Some sessions of Women’s Writer’s Festival didn’t delve into the delicate niceties of being a woman. Thank god. It sprung open a so-called Pandora’s box where women felt safe to enquire – why does my mother come home early when both my mother and father are working in the same business that they had started together, why aren’t there enough trans women in the mainstream, why is feminism is considered to be such a loaded word, why aren’t our workplaces made safer for the female employees, why are women journalists expected to cover a news story differently just because they are women, and why does the point of ultimate validation for a woman come down to having a ‘supportive family’ – isn’t she still at liberty to make her own decisions?
This feeling was especially echoed at the session ‘Change begins at home’ where writers and academicians dealt with the question of motherhood and family – if it alters their perspectives as professionals, do they feel pressurised to be there for their children all the time, while perhaps jeopardising their job, which might have been their utmost priorities before becoming mothers.
Why does the onus always come down to the woman to be there for the family, while a mere guest appearance by the father works just fine?
The speakers: Journalist Natasha Badhwar, writers Veena Venugopal, Aparna Piramal Raje, Bee Rowlatt and lawyer and professor Gitanjali Surendran could only come to the topic with acute exasperation, considering there isn’t the nuance language for a woman to speak up and out really. The fact that the panelists felt a lack of agency when they became mothers was resonated with the women in the audience who listened with rapt attention.

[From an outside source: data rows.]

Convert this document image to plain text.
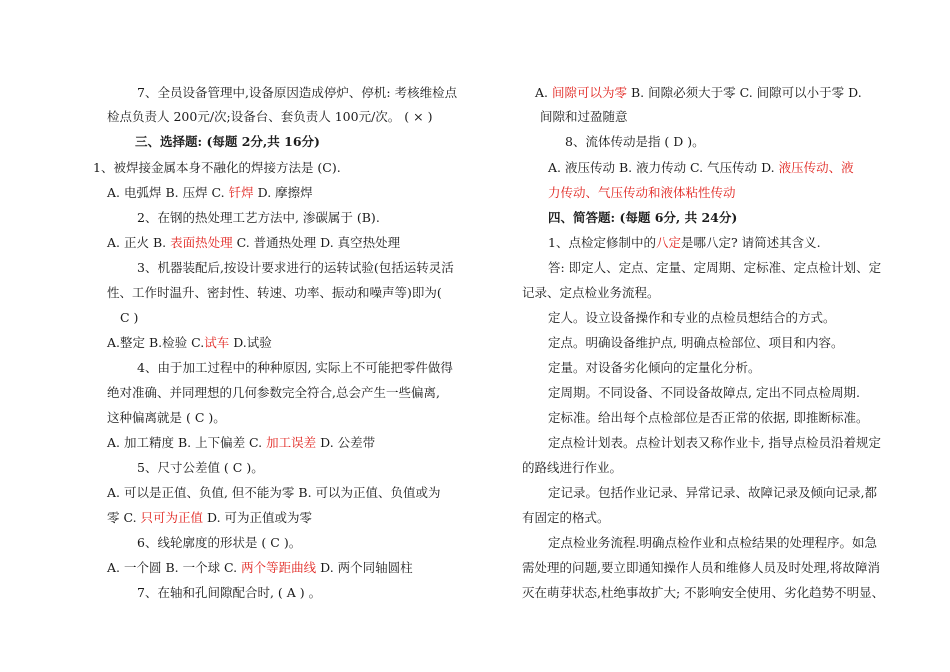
7、全员设备管理中,设备原因造成停炉、停机: 考核维检点
检点负责人 200元/次;设备台、套负责人 100元/次。 ( × )
三、选择题: (每题 2分,共 16分)
1、被焊接金属本身不融化的焊接方法是 (C).
A. 电弧焊 B. 压焊 C. 钎焊 D. 摩擦焊
2、在钢的热处理工艺方法中, 渗碳属于 (B).
A. 正火 B. 表面热处理 C. 普通热处理 D. 真空热处理
3、机器装配后,按设计要求进行的运转试验(包括运转灵活
性、工作时温升、密封性、转速、功率、振动和噪声等)即为(
C )
A.整定 B.检验 C.试车 D.试验
4、由于加工过程中的种种原因, 实际上不可能把零件做得
绝对准确、并同理想的几何参数完全符合,总会产生一些偏离,
这种偏离就是 ( C )。
A. 加工精度 B. 上下偏差 C. 加工误差 D. 公差带
5、尺寸公差值 ( C )。
A. 可以是正值、负值, 但不能为零 B. 可以为正值、负值或为
零 C. 只可为正值 D. 可为正值或为零
6、线轮廓度的形状是 ( C )。
A. 一个圆 B. 一个球 C. 两个等距曲线 D. 两个同轴圆柱
7、在轴和孔间隙配合时, ( A ) 。
A. 间隙可以为零 B. 间隙必须大于零 C. 间隙可以小于零 D.
间隙和过盈随意
8、流体传动是指 ( D )。
A. 液压传动 B. 液力传动 C. 气压传动 D. 液压传动、液
力传动、气压传动和液体粘性传动
四、简答题: (每题 6分, 共 24分)
1、点检定修制中的八定是哪八定? 请简述其含义.
答: 即定人、定点、定量、定周期、定标准、定点检计划、定
记录、定点检业务流程。
定人。设立设备操作和专业的点检员想结合的方式。
定点。明确设备维护点, 明确点检部位、项目和内容。
定量。对设备劣化倾向的定量化分析。
定周期。不同设备、不同设备故障点, 定出不同点检周期.
定标准。给出每个点检部位是否正常的依据, 即推断标准。
定点检计划表。点检计划表又称作业卡, 指导点检员沿着规定
的路线进行作业。
定记录。包括作业记录、异常记录、故障记录及倾向记录,都
有固定的格式。
定点检业务流程.明确点检作业和点检结果的处理程序。如急
需处理的问题,要立即通知操作人员和维修人员及时处理,将故障消
灭在萌芽状态,杜绝事故扩大; 不影响安全使用、劣化趋势不明显、
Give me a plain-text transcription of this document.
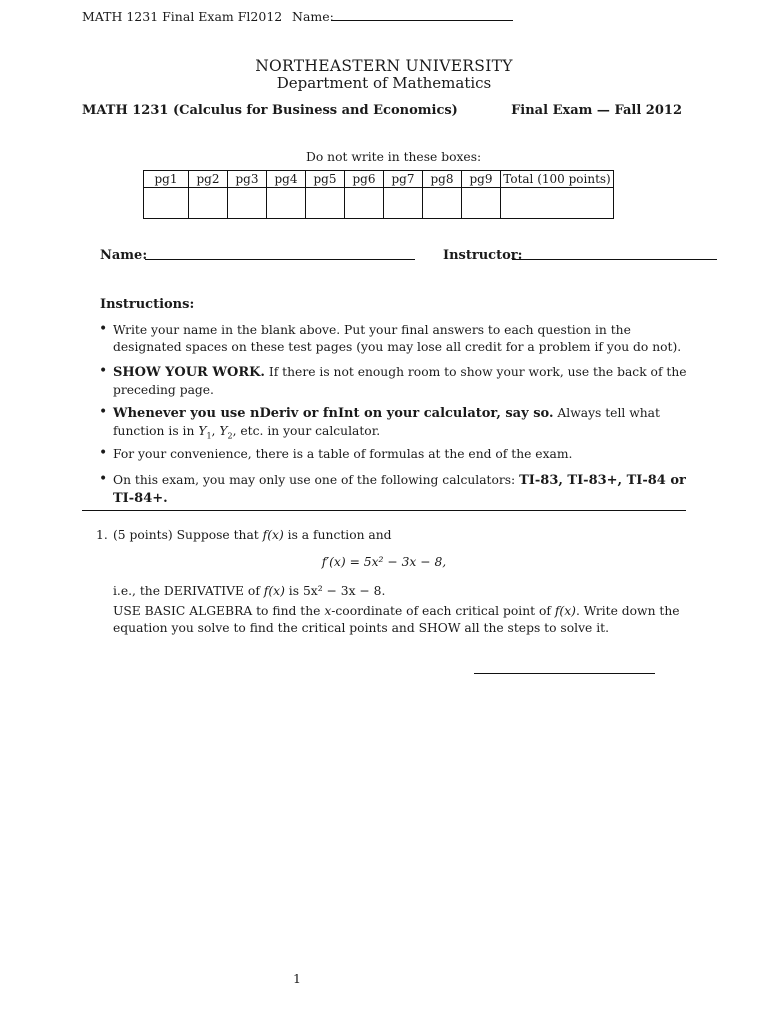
MATH 1231 Final Exam Fl2012 Name:
NORTHEASTERN UNIVERSITY
Department of Mathematics
MATH 1231 (Calculus for Business and Economics)	Final Exam — Fall 2012
Do not write in these boxes:
pg1	pg2	pg3	pg4	pg5	pg6	pg7	pg8	pg9	Total (100 points)

Name:	Instructor:
Instructions:
• Write your name in the blank above. Put your final answers to each question in the designated spaces on these test pages (you may lose all credit for a problem if you do not).
• SHOW YOUR WORK. If there is not enough room to show your work, use the back of the preceding page.
• Whenever you use nDeriv or fnInt on your calculator, say so. Always tell what function is in $Y_1$, $Y_2$, etc. in your calculator.
• For your convenience, there is a table of formulas at the end of the exam.
• On this exam, you may only use one of the following calculators: TI-83, TI-83+, TI-84 or TI-84+.
1. (5 points) Suppose that f(x) is a function and
f′(x) = 5x² − 3x − 8,
i.e., the DERIVATIVE of f(x) is 5x² − 3x − 8.
USE BASIC ALGEBRA to find the x-coordinate of each critical point of f(x). Write down the equation you solve to find the critical points and SHOW all the steps to solve it.
1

There was also a discussion about the strict separation between work and home for a woman, and yet she was expected to cater to both. Bee recounted her time with the BBC when she thought that it would be untoward of her to speak about her children in the office but when a senior of hers started doing the same it made her realise that such a simple act could empower other women to talk about their children in a professional space without feeling ashamed.

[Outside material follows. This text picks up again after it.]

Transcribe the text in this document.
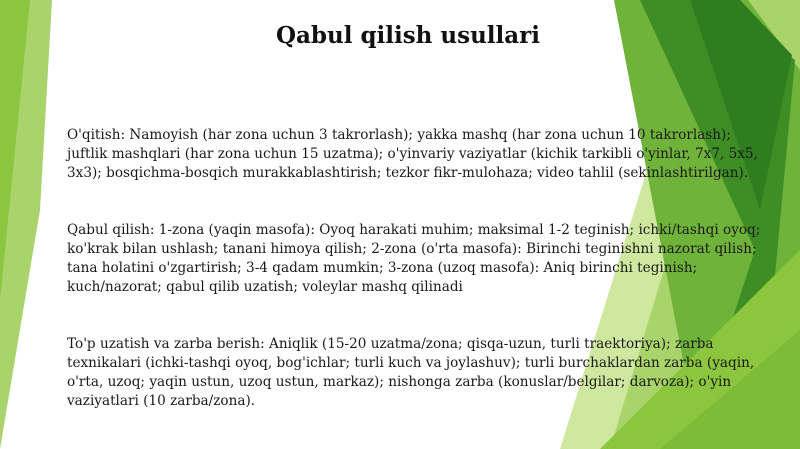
Qabul qilish usullari

O'qitish: Namoyish (har zona uchun 3 takrorlash); yakka mashq (har zona uchun 10 takrorlash); juftlik mashqlari (har zona uchun 15 uzatma); o'yinvariy vaziyatlar (kichik tarkibli o'yinlar, 7x7, 5x5, 3x3); bosqichma-bosqich murakkablashtirish; tezkor fikr-mulohaza; video tahlil (sekinlashtirilgan).

Qabul qilish: 1-zona (yaqin masofa): Oyoq harakati muhim; maksimal 1-2 teginish; ichki/tashqi oyoq; ko'krak bilan ushlash; tanani himoya qilish; 2-zona (o'rta masofa): Birinchi teginishni nazorat qilish; tana holatini o'zgartirish; 3-4 qadam mumkin; 3-zona (uzoq masofa): Aniq birinchi teginish; kuch/nazorat; qabul qilib uzatish; voleylar mashq qilinadi

To'p uzatish va zarba berish: Aniqlik (15-20 uzatma/zona; qisqa-uzun, turli traektoriya); zarba texnikalari (ichki-tashqi oyoq, bog'ichlar; turli kuch va joylashuv); turli burchaklardan zarba (yaqin, o'rta, uzoq; yaqin ustun, uzoq ustun, markaz); nishonga zarba (konuslar/belgilar; darvoza); o'yin vaziyatlari (10 zarba/zona).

There was also a sense that a woman shouldn’t undermine the influence of role models in her life to which Veena candidly replied, “I don’t have a role model as such. I think about what my mother would do in a situation. Then do the exact opposite.”
So, in the lack of a conducive workspace for mothers, the inherent pressure of being a great mother – does a woman lose herself in the process? In the presence of external influences, where does a woman’s selfhood lie?
Natasha said that she started blogging anonymously and continued it for five years to be able to put a finger to the problem. Gitanjali, who is greatly influenced by The Female Eunuch by Germaine Greer added, “It is important for you to find the things that speak to you… but there needs to be a larger systemic change. Women are expected to do so much work, how do you quantify that? People to need to change on what they think about that.”